Do Fine Gael and Fianna Fáil want to sunder their deal and really precipitate an early election? They’ve been goading each other about it for weeks now. If they are blundering towards striking a Confidence and Goodbye Agreement, is it because Sinn Féin might prove better partners?

The Tánaiste took a swipe at Mary Lou McDonald during Leaders’ Questions, calling out Sinn Féin for showing no interest after the last election when the country needed a government: “At least Fianna Fáil engaged.”

Whereupon the Fianna Fáil leader gallantly rose to the Sinn Féin leader’s defence.

Micheál Martin thought Simon has been “somewhat lacking in gratitude” to Mary Lou, particularly when there exists “a very strong electoral alliance” between the two parties “as manifested in Sinn Féin voting in its entirety” to help FG’s Anthony Lawlor get a Seanad seat. “It was very noticeable – the most striking electoral alliance so far in the House this year.”

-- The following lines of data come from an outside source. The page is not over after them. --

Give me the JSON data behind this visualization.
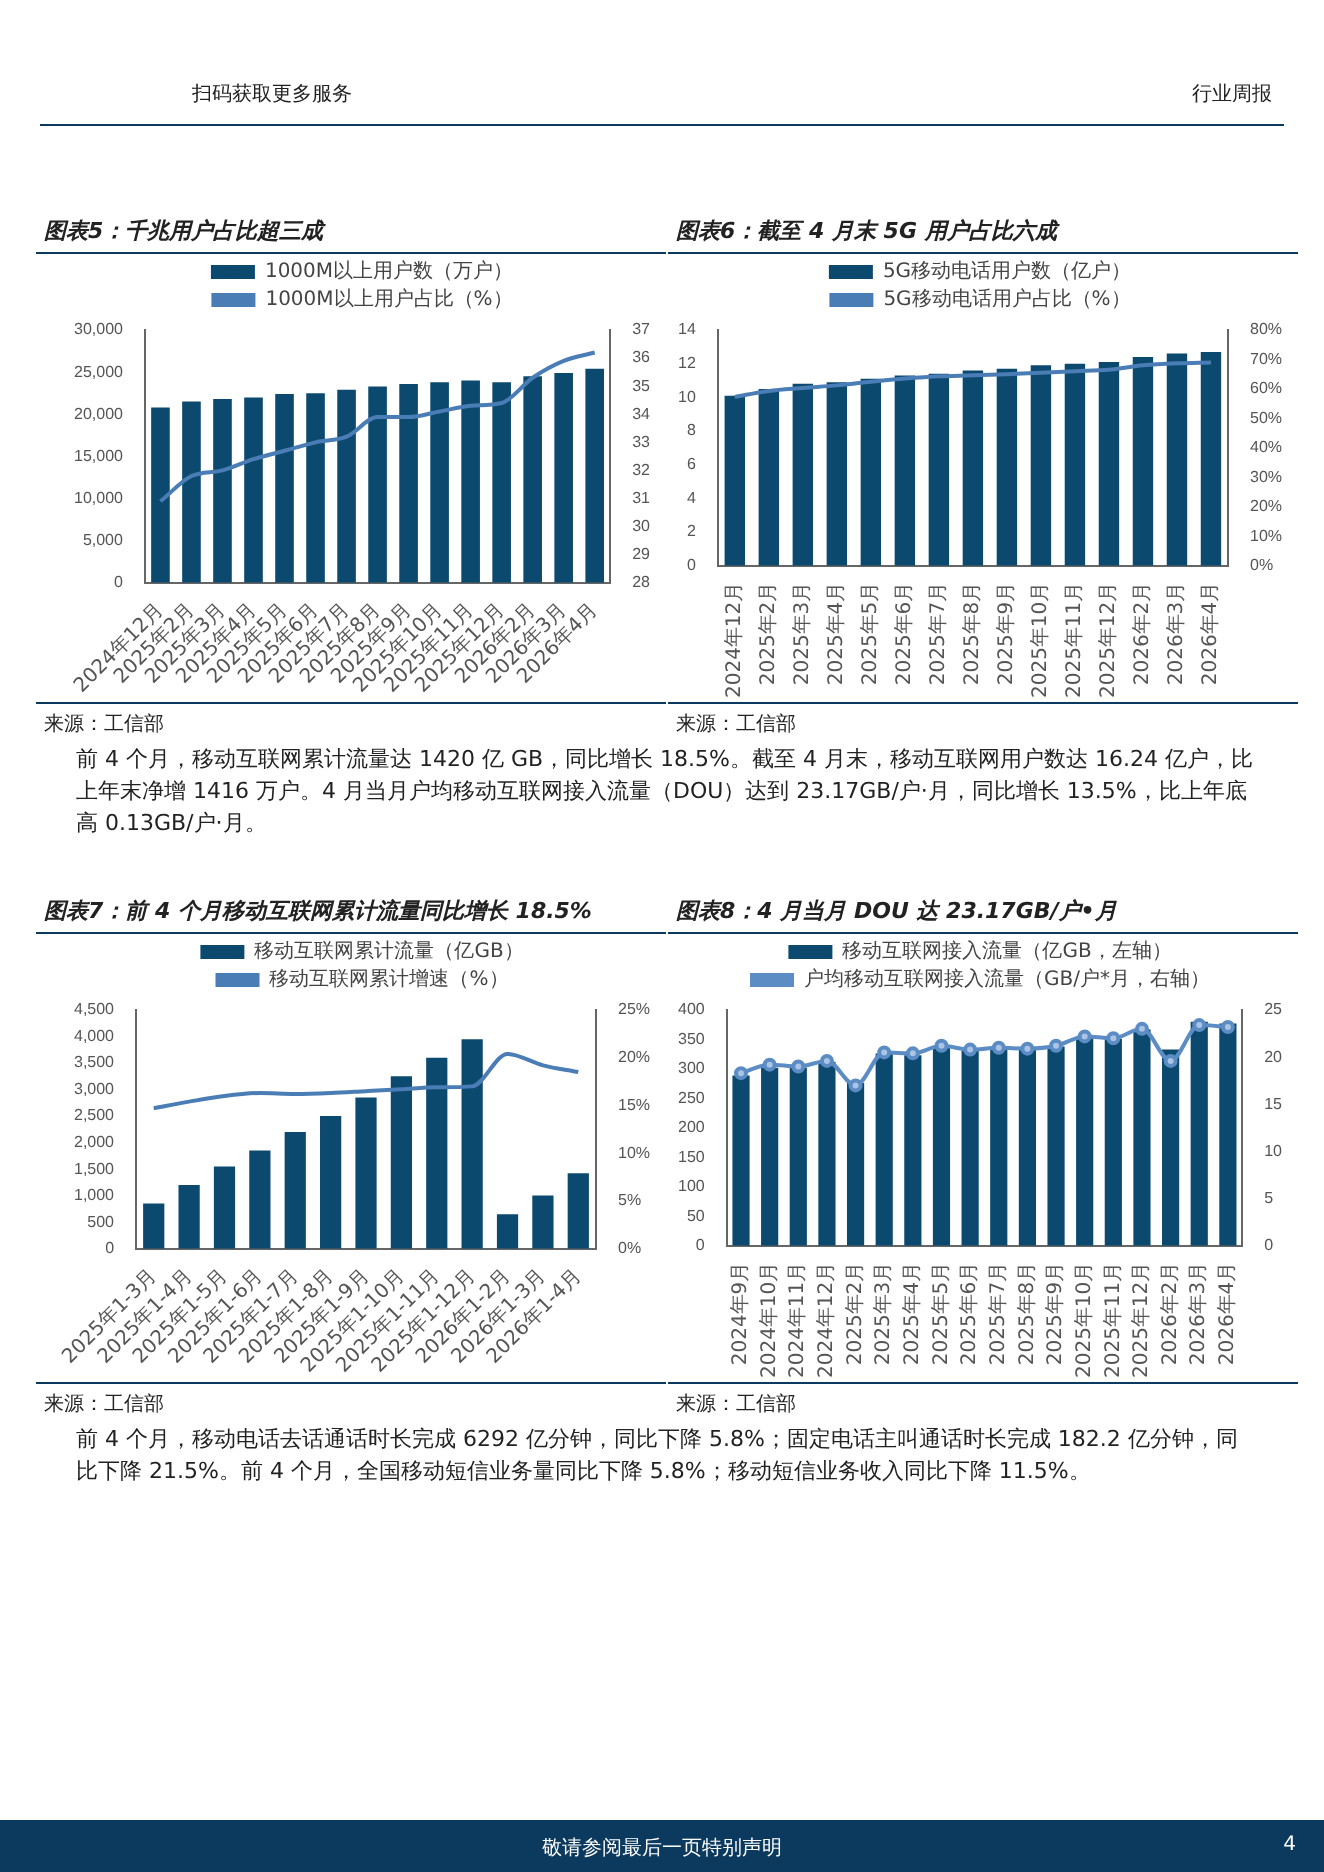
{
  "chart_data": [
    {
      "type": "bar",
      "title": "图表5：千兆用户占比超三成",
      "annotations": [
        "扫码获取更多服务",
        "行业周报",
        "来源：工信部"
      ],
      "legend": "top",
      "categories": [
        "2024年12月",
        "2025年2月",
        "2025年3月",
        "2025年4月",
        "2025年5月",
        "2025年6月",
        "2025年7月",
        "2025年8月",
        "2025年9月",
        "2025年10月",
        "2025年11月",
        "2025年12月",
        "2026年2月",
        "2026年3月",
        "2026年4月"
      ],
      "ylim": [
        0,
        30000
      ],
      "yticks": [
        0,
        {
          "value": 5000,
          "label": "5,000"
        },
        {
          "value": 10000,
          "label": "10,000"
        },
        {
          "value": 15000,
          "label": "15,000"
        },
        {
          "value": 20000,
          "label": "20,000"
        },
        {
          "value": 25000,
          "label": "25,000"
        },
        {
          "value": 30000,
          "label": "30,000"
        }
      ],
      "y2lim": [
        28,
        37
      ],
      "y2ticks": [
        28,
        29,
        30,
        31,
        32,
        33,
        34,
        35,
        36,
        37
      ],
      "series": [
        {
          "name": "1000M以上用户数（万户）",
          "color": "#0b4a6e",
          "values": [
            20800,
            21500,
            21800,
            22000,
            22400,
            22500,
            22900,
            23300,
            23600,
            23800,
            24000,
            23800,
            24500,
            24900,
            25400
          ]
        },
        {
          "name": "1000M以上用户占比（%）",
          "type": "line",
          "axis": "y2",
          "color": "#4a7db5",
          "values": [
            30.9,
            31.8,
            32.0,
            32.4,
            32.7,
            33.0,
            33.2,
            33.9,
            33.9,
            34.1,
            34.3,
            34.4,
            35.3,
            35.9,
            36.2
          ]
        }
      ]
    },
    {
      "type": "bar",
      "title": "图表6：截至 4 月末 5G 用户占比六成",
      "annotations": [
        "来源：工信部",
        "前 4 个月，移动互联网累计流量达 1420 亿 GB，同比增长 18.5%。截至 4 月末，移动互联网用户数达 16.24 亿户，比上年末净增 1416 万户。4 月当月户均移动互联网接入流量（DOU）达到 23.17GB/户·月，同比增长 13.5%，比上年底高 0.13GB/户·月。"
      ],
      "legend": "top",
      "categories": [
        "2024年12月",
        "2025年2月",
        "2025年3月",
        "2025年4月",
        "2025年5月",
        "2025年6月",
        "2025年7月",
        "2025年8月",
        "2025年9月",
        "2025年10月",
        "2025年11月",
        "2025年12月",
        "2026年2月",
        "2026年3月",
        "2026年4月"
      ],
      "ylim": [
        0,
        14
      ],
      "yticks": [
        0,
        2,
        4,
        6,
        8,
        10,
        12,
        14
      ],
      "y2lim": [
        0,
        80
      ],
      "y2ticks": [
        {
          "value": 0,
          "label": "0%"
        },
        {
          "value": 10,
          "label": "10%"
        },
        {
          "value": 20,
          "label": "20%"
        },
        {
          "value": 30,
          "label": "30%"
        },
        {
          "value": 40,
          "label": "40%"
        },
        {
          "value": 50,
          "label": "50%"
        },
        {
          "value": 60,
          "label": "60%"
        },
        {
          "value": 70,
          "label": "70%"
        },
        {
          "value": 80,
          "label": "80%"
        }
      ],
      "series": [
        {
          "name": "5G移动电话用户数（亿户）",
          "color": "#0b4a6e",
          "values": [
            10.1,
            10.5,
            10.8,
            10.9,
            11.1,
            11.3,
            11.4,
            11.6,
            11.7,
            11.9,
            12.0,
            12.1,
            12.4,
            12.6,
            12.7
          ]
        },
        {
          "name": "5G移动电话用户占比（%）",
          "type": "line",
          "axis": "y2",
          "color": "#4a7db5",
          "values": [
            57.3,
            59.3,
            60.3,
            61.2,
            62.4,
            63.5,
            64.3,
            64.6,
            65.0,
            65.5,
            66.0,
            66.5,
            68.0,
            68.7,
            69.0
          ]
        }
      ]
    },
    {
      "type": "bar",
      "title": "图表7：前 4 个月移动互联网累计流量同比增长 18.5%",
      "annotations": [
        "来源：工信部"
      ],
      "legend": "top",
      "categories": [
        "2025年1-3月",
        "2025年1-4月",
        "2025年1-5月",
        "2025年1-6月",
        "2025年1-7月",
        "2025年1-8月",
        "2025年1-9月",
        "2025年1-10月",
        "2025年1-11月",
        "2025年1-12月",
        "2026年1-2月",
        "2026年1-3月",
        "2026年1-4月"
      ],
      "ylim": [
        0,
        4500
      ],
      "yticks": [
        0,
        500,
        {
          "value": 1000,
          "label": "1,000"
        },
        {
          "value": 1500,
          "label": "1,500"
        },
        {
          "value": 2000,
          "label": "2,000"
        },
        {
          "value": 2500,
          "label": "2,500"
        },
        {
          "value": 3000,
          "label": "3,000"
        },
        {
          "value": 3500,
          "label": "3,500"
        },
        {
          "value": 4000,
          "label": "4,000"
        },
        {
          "value": 4500,
          "label": "4,500"
        }
      ],
      "y2lim": [
        0,
        25
      ],
      "y2ticks": [
        {
          "value": 0,
          "label": "0%"
        },
        {
          "value": 5,
          "label": "5%"
        },
        {
          "value": 10,
          "label": "10%"
        },
        {
          "value": 15,
          "label": "15%"
        },
        {
          "value": 20,
          "label": "20%"
        },
        {
          "value": 25,
          "label": "25%"
        }
      ],
      "series": [
        {
          "name": "移动互联网累计流量（亿GB）",
          "color": "#0b4a6e",
          "values": [
            850,
            1200,
            1550,
            1850,
            2200,
            2500,
            2850,
            3250,
            3600,
            3950,
            650,
            1000,
            1420
          ]
        },
        {
          "name": "移动互联网累计增速（%）",
          "type": "line",
          "axis": "y2",
          "color": "#4a7db5",
          "values": [
            14.7,
            15.4,
            16.0,
            16.3,
            16.2,
            16.3,
            16.5,
            16.7,
            16.9,
            17.0,
            20.4,
            19.2,
            18.5
          ]
        }
      ]
    },
    {
      "type": "bar",
      "title": "图表8：4 月当月 DOU 达 23.17GB/户•月",
      "annotations": [
        "来源：工信部",
        "前 4 个月，移动电话去话通话时长完成 6292 亿分钟，同比下降 5.8%；固定电话主叫通话时长完成 182.2 亿分钟，同比下降 21.5%。前 4 个月，全国移动短信业务量同比下降 5.8%；移动短信业务收入同比下降 11.5%。",
        "敬请参阅最后一页特别声明",
        "4"
      ],
      "legend": "top",
      "categories": [
        "2024年9月",
        "2024年10月",
        "2024年11月",
        "2024年12月",
        "2025年2月",
        "2025年3月",
        "2025年4月",
        "2025年5月",
        "2025年6月",
        "2025年7月",
        "2025年8月",
        "2025年9月",
        "2025年10月",
        "2025年11月",
        "2025年12月",
        "2026年2月",
        "2026年3月",
        "2026年4月"
      ],
      "ylim": [
        0,
        400
      ],
      "yticks": [
        0,
        50,
        100,
        150,
        200,
        250,
        300,
        350,
        400
      ],
      "y2lim": [
        0,
        25
      ],
      "y2ticks": [
        0,
        5,
        10,
        15,
        20,
        25
      ],
      "series": [
        {
          "name": "移动互联网接入流量（亿GB，左轴）",
          "color": "#0b4a6e",
          "values": [
            289,
            302,
            302,
            312,
            276,
            326,
            323,
            336,
            331,
            333,
            333,
            338,
            354,
            351,
            367,
            333,
            380,
            377
          ]
        },
        {
          "name": "户均移动互联网接入流量（GB/户*月，右轴）",
          "type": "line",
          "axis": "y2",
          "marker": "circle",
          "color": "#5b8cc4",
          "values": [
            18.3,
            19.2,
            19.0,
            19.6,
            17.0,
            20.5,
            20.4,
            21.2,
            20.8,
            21.0,
            20.9,
            21.2,
            22.2,
            22.0,
            23.0,
            19.6,
            23.4,
            23.2
          ]
        }
      ]
    }
  ]
}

Not to mention the Shinner’s “enthusiastic support” which was “quite revealing also given Sinn Féin’s relationship with the judiciary over the years”.

The Tánaiste reckoned Micheál was deluded due to the heat. “The reality is that Fianna Fáil have voted with Sinn Féin a lot more regularly in this House than Fine Gael has.”

Then deputies from both sides bickered over which of them supported Sinn Féin the most.

When Mary Lou’s turn came, the Tánaiste murmured: “Do you feel wanted this morning?”

“Pardon me?”

So he repeated his query.

“Are you feeling wanted?”

“Am I what?”

The Ceann Comhairle stepped in.

“Are. You. Feeling. Wanted?”

“Kind of,” replied the Sinn Féin leader. “What do they say: the worse thing than people talking about you is people not talking about you.”

Climate change

The weather surfaced again during a debate on the setting-up of the Special Joint Committee on Climate Change. Danny Healy-Rae treated the Dáil to his well known views on the subject. “The climate has changed over the centuries when there were no fossil fuels or when there was a very limited number of cows, which are being blamed now for the change in the climate.”

This committee, he predicts, will be just a talking shop.

It will cost the Government millions to try and change the weather and that money will come from the workers’ pockets, he told the Environment Minister, Denis Naughten. Where else will it come from?

“You’ve no leprechaun, Minister, or if you have I don’t know where he is living or where you are keeping him.”

Fianna Fáil’s Timmy Dooley interjected: “They might have a couple of your fairies, Danny.” Danny is on record as saying he believes fairies are to blame for much of the state of the roads in Kerry.

The leader of the Green Party listened with a pained expression. He very much welcomes the committee.

But Eamon Ryan fears the Government is “itching” for an election, so he issued a passionate plea to Fine Gael and Fianna Fáil to stay together for the sake of the climate.

Don’t split up until the committee has done its critical work.

Under European legislation, Ireland has to have a draft national climate and energy plan by the end of the year and it is vital that the committee concludes its work at the end of November.

“It is for that reason I say that this Dáil stays together for another year.”

We can restore Ireland’s international reputation, which is in the dog house, he cried, hastily adding: “I’m sorry for insulting dogs.”